A performance as dominant as ever, Mercedes continued to stretch their already-insurmountable pace advantage on Saturday at Silverstone.
“I guess we’re not making many new friends out there” – Toto Wolff.
No Toto, I don’t suppose you are.
How could you after a day that saw both cars obliterate the track record, while your only “rivals” went backwards compared to last year? Max Verstappen: 0.049 seconds slower than he was in 2019. Charles Leclerc: +0.255s. Valtteri Bottas: -0.477s. Lewis Hamilton: -0.796s. As Fernando Alonso would say, what a “yoke”.
That said, I do wonder: how much of this is Mercedes doing Mercedes things, and how much of this is Ferrari and Red Bull dropping the ball? I feel there’s a case to be made for both sides, although ultimately the end result is the same: we get days like Saturday.

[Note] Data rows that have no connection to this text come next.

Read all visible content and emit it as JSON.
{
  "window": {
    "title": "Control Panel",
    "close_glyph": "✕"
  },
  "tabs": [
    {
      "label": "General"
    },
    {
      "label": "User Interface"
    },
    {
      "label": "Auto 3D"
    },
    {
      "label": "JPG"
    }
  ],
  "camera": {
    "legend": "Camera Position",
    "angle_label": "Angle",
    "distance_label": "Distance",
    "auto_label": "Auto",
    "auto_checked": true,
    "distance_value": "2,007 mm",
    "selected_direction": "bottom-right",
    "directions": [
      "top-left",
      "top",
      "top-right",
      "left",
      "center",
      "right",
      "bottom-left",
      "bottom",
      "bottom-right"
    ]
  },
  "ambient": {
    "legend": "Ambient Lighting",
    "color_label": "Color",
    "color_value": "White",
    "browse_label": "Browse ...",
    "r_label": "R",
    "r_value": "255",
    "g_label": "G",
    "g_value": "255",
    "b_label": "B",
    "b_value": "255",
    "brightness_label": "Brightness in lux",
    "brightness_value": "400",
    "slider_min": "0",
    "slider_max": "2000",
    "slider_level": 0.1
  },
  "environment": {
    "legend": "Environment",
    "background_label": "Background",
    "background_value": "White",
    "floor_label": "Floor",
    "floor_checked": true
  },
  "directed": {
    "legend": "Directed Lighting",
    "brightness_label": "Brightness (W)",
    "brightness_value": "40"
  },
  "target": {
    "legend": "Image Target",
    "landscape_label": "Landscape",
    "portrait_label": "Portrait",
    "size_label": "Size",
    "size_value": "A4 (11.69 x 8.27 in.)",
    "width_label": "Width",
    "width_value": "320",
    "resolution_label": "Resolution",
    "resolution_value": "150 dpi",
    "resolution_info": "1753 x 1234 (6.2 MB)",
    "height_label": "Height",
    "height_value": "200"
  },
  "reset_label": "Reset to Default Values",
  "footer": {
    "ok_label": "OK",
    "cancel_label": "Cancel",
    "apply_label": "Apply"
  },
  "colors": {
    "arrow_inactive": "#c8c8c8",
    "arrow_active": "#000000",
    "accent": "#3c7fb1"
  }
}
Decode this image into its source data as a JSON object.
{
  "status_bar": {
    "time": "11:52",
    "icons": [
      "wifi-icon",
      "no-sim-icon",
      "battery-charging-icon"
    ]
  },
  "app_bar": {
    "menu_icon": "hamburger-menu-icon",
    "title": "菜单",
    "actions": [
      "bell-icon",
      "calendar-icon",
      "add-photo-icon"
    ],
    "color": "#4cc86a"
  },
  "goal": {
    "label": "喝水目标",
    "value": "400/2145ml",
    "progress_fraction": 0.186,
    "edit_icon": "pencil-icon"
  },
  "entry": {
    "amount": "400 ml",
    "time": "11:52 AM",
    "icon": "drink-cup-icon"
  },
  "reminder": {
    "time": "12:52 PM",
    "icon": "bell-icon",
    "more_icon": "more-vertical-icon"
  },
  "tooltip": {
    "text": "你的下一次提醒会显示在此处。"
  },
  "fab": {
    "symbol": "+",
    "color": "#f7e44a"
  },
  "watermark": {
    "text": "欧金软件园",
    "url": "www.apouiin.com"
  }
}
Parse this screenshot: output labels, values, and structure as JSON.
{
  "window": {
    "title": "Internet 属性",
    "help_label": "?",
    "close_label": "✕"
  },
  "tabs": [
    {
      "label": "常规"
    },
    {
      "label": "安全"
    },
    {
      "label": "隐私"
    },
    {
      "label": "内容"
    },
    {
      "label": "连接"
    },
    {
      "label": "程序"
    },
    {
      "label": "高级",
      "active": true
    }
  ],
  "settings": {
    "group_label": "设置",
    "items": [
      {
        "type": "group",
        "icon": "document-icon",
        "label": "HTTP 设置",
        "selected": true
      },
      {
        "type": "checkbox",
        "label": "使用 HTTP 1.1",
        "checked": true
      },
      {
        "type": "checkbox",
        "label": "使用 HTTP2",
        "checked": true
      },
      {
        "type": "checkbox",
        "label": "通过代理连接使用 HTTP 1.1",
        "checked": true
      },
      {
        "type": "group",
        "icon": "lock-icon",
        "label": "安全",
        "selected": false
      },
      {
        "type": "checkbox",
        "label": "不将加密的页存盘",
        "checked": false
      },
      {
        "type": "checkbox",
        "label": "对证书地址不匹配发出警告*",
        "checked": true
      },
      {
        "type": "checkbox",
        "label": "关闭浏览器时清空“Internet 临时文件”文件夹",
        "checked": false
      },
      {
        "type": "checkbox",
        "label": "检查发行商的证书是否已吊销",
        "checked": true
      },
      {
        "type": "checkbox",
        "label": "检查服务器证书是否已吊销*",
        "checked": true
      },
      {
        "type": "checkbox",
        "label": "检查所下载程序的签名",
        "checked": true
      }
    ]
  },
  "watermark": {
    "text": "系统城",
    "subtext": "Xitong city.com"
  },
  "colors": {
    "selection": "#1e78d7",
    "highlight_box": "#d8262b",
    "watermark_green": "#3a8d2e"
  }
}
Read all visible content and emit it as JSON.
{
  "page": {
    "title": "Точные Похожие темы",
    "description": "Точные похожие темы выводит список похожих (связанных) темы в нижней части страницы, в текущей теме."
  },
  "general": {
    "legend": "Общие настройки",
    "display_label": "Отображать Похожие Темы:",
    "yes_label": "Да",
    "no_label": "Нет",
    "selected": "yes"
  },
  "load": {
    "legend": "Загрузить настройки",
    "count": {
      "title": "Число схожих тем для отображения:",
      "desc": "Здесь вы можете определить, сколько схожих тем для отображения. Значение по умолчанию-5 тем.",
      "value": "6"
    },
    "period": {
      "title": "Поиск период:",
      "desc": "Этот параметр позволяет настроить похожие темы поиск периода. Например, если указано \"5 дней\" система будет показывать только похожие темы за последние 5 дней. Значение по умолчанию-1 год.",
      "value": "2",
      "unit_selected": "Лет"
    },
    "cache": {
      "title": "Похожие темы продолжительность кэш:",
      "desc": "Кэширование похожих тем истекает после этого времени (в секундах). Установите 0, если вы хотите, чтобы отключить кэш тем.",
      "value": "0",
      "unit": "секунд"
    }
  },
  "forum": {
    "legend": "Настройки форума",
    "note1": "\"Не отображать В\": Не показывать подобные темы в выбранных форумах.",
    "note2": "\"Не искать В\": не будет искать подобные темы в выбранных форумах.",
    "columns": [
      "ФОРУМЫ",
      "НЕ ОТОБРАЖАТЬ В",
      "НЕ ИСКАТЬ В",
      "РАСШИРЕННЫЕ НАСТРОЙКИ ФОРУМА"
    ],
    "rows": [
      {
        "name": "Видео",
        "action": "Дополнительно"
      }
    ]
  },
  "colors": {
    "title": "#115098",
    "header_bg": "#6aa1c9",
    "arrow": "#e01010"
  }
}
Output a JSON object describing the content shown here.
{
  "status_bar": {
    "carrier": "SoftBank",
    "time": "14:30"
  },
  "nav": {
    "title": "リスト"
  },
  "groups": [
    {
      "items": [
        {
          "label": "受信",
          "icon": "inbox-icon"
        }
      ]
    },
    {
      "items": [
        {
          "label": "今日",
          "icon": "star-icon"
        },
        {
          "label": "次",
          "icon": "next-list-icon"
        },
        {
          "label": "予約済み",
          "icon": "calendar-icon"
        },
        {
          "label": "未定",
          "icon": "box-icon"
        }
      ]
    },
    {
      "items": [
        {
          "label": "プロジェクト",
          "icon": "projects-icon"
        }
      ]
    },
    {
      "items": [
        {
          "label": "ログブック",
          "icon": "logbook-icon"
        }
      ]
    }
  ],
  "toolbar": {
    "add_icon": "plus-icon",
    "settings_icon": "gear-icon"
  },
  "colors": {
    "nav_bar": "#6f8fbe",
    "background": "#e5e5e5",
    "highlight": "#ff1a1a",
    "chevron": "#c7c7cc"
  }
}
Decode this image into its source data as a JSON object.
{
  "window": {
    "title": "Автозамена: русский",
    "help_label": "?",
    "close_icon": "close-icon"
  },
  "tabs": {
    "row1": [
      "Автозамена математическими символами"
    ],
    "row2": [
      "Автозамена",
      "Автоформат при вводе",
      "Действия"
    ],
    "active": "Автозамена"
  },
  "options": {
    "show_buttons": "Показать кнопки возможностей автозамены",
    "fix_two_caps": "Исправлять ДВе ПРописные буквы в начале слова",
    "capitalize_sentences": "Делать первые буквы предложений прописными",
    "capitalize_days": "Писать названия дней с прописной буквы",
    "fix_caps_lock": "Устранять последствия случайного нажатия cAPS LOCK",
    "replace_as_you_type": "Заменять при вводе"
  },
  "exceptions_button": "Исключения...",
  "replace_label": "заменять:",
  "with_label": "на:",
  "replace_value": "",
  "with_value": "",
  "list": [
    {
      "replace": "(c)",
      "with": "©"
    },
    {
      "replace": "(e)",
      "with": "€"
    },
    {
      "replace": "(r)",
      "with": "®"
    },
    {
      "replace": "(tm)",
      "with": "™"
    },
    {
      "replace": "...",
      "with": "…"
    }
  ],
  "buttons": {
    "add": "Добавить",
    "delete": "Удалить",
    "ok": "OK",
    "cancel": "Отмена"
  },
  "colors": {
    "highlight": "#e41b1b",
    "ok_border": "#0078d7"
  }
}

Not quite sure what to make of Nico Hulkenberg’s qualifying performance, being unable to get through to Q3 on softs when his teammate did it on mediums isn’t a great look, but there’s obviously still mitigating circumstances. I’d expect him to be much more competitive next week though
I don’t think it’s fair to say Red Bull should press the panic-button with Alex Albon… because Helmut Marko is probably already sitting on it
Speaking of the good doctor, this quote is him at his trolling best
Sunday race strategy preview, courtesy of Pirelli
The theoretically quickest strategy for the 52-lap British Grand Prix is a one-stopper, assuming that temperatures remain similar to today. The fastest way is to start on the soft tyre for 18 to 22 laps and then move onto the hard until the end.
Second-fastest is a two-stopper, also starting on the soft. After 16 to 18 laps switch to the soft again for another 16 to 18 lap stint, before going onto the medium until the end. The hard tyre can be used as an alternative to the medium: either for the middle or the final stint.
Third-quickest is a different one-stopper: starting on the medium for 21 to 24 laps, then hard to the end. It’s not advisable to do a soft-medium one-stopper, as tyre wear then becomes too marginal.
- Strategy. Many of the drivers started Q2 on the medium tyre, with both Mercedes drivers, Max Verstappen (Red Bull), Charles Leclerc (Ferrari) and Lance Stroll (Racing Point) setting their best times on this compound. As a result, they will start the race on the yellow tyre tomorrow.
- Temperatures. Today’s temperatures were cooler than the extreme heat of yesterday, with track temperatures of around 40 degrees in qualifying. Tomorrow’s conditions should be similar to today.
- Wind. The cars were affected by gusting winds throughout qualifying, which influenced aerodynamic grip.
- Speed. The track record was already broken by Valtteri Bottas in the early stages of qualifying, before being lowered again twice in Q3 by Hamilton. This year’s pole was 1.2 seconds faster than the 2019 pole, on the same tyres.
- Close racing. Racing Point’s Lance Stroll and Alpha Tauri’s Pierre Gasly set exactly the same time in Q2 (albeit on different tyres), but only Stroll went through to Q3 as he set the time first.